Personal information
- Full name: Norman Sharp
- Born: 15 April 1901 Derby, Derbyshire, England
- Died: 14 July 1977 (aged 76) Sutton Coldfield, Warwickshire, England
- Batting: Right-handed

Domestic team information
- 1923: Warwickshire

Career statistics
| Competition | First-class |
| Matches | 1 |
| Runs scored | 3 |
| Batting average | 3.00 |
| 100s/50s | –/– |
| Top score | 3 |
| Balls bowled | – |
| Wickets | – |
| Bowling average | – |
| 5 wickets in innings | – |
| 10 wickets in match | – |
| Best bowling | – |
| Catches/stumpings | 1/– |
- Source: Cricinfo, 25 October 2015

= Norman Sharp (cricketer) =

English cricketer

Norman Sharp (15 April 1901 - 14 July 1977) was an English cricketer who made one appearance in first-class cricket in 1923. He played as a right-handed batsman.

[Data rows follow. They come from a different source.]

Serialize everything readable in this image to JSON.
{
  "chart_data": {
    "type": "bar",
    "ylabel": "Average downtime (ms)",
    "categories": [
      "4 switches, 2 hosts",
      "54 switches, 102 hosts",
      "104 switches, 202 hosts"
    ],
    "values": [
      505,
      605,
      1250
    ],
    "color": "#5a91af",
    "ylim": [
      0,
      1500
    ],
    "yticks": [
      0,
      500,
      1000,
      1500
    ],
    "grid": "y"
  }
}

Sharp made his only appearance in first-class cricket when he was selected to play for Warwickshire against Worcestershire in the County Championship at Edgbaston. He batted just once in the match, which Warwickshire won by 7 wickets, scoring 3 runs from the lower-order, before being dismissed bowled by Leslie Gale.

He died at Sutton Coldfield, Warwickshire on 14 July 1977.